There is a logical fallacy to your argument. You calim that you don't want to see a child lose the relationship he/she has with the only father he/she has ever known. But no law can ever force a someone to have a loving relationship with another person. So if a man finds out the child he thoought was his was fathered by another man, no law can prevent him from choosing to end the contact with the child. The only thing that the law can do is force him to pay money. So the law does not protect the child emotionally at all - it just protects the lying mother financially.
Sorry, they abolished slavery about 150 years agon in this county.
...and, in fact, I'm not aware of any states that will enforce visitation rights as they enforce support. If the best interests of the child were the issue, they would enforce visitation also. That they do not, suggests it's about the money.

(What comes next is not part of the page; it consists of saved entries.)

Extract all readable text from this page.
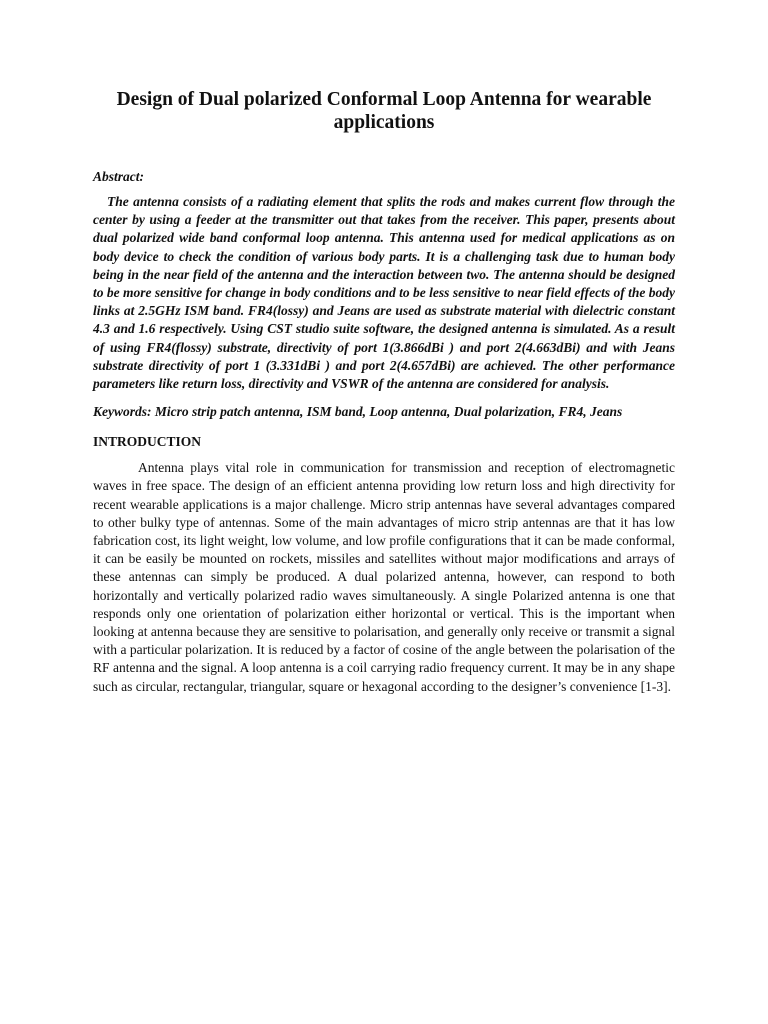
Design of Dual polarized Conformal Loop Antenna for wearable applications
Abstract:

The antenna consists of a radiating element that splits the rods and makes current flow through the center by using a feeder at the transmitter out that takes from the receiver. This paper, presents about dual polarized wide band conformal loop antenna. This antenna used for medical applications as on body device to check the condition of various body parts. It is a challenging task due to human body being in the near field of the antenna and the interaction between two. The antenna should be designed to be more sensitive for change in body conditions and to be less sensitive to near field effects of the body links at 2.5GHz ISM band. FR4(lossy) and Jeans are used as substrate material with dielectric constant 4.3 and 1.6 respectively. Using CST studio suite software, the designed antenna is simulated. As a result of using FR4(flossy) substrate, directivity of port 1(3.866dBi ) and port 2(4.663dBi) and with Jeans substrate directivity of port 1 (3.331dBi ) and port 2(4.657dBi) are achieved. The other performance parameters like return loss, directivity and VSWR of the antenna are considered for analysis.

Keywords: Micro strip patch antenna, ISM band, Loop antenna, Dual polarization, FR4, Jeans

INTRODUCTION

Antenna plays vital role in communication for transmission and reception of electromagnetic waves in free space. The design of an efficient antenna providing low return loss and high directivity for recent wearable applications is a major challenge. Micro strip antennas have several advantages compared to other bulky type of antennas. Some of the main advantages of micro strip antennas are that it has low fabrication cost, its light weight, low volume, and low profile configurations that it can be made conformal, it can be easily be mounted on rockets, missiles and satellites without major modifications and arrays of these antennas can simply be produced. A dual polarized antenna, however, can respond to both horizontally and vertically polarized radio waves simultaneously. A single Polarized antenna is one that responds only one orientation of polarization either horizontal or vertical. This is the important when looking at antenna because they are sensitive to polarisation, and generally only receive or transmit a signal with a particular polarization. It is reduced by a factor of cosine of the angle between the polarisation of the RF antenna and the signal. A loop antenna is a coil carrying radio frequency current. It may be in any shape such as circular, rectangular, triangular, square or hexagonal according to the designer’s convenience [1-3].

That support will be enforced in the case of a fraud such as this, but visitation won't be, may actually even be denied...suggests to me it's not about the bond, it's about the bucks.
Not a fallacy, really. I can;t make a person love their child, but we can make them part of their lives. I seek to avoid them ‘checking out’ on that relationship based on exaggerated self pity and a desire to punish the mother.
I think that’s a legitimate goal of the law, though of course you are right and there’s no way to make him a good daddy. But of course, there’s no way to make a man a good daddy in any circumstance - that factor is on each side of any equation on this matter, so it cancels itself out.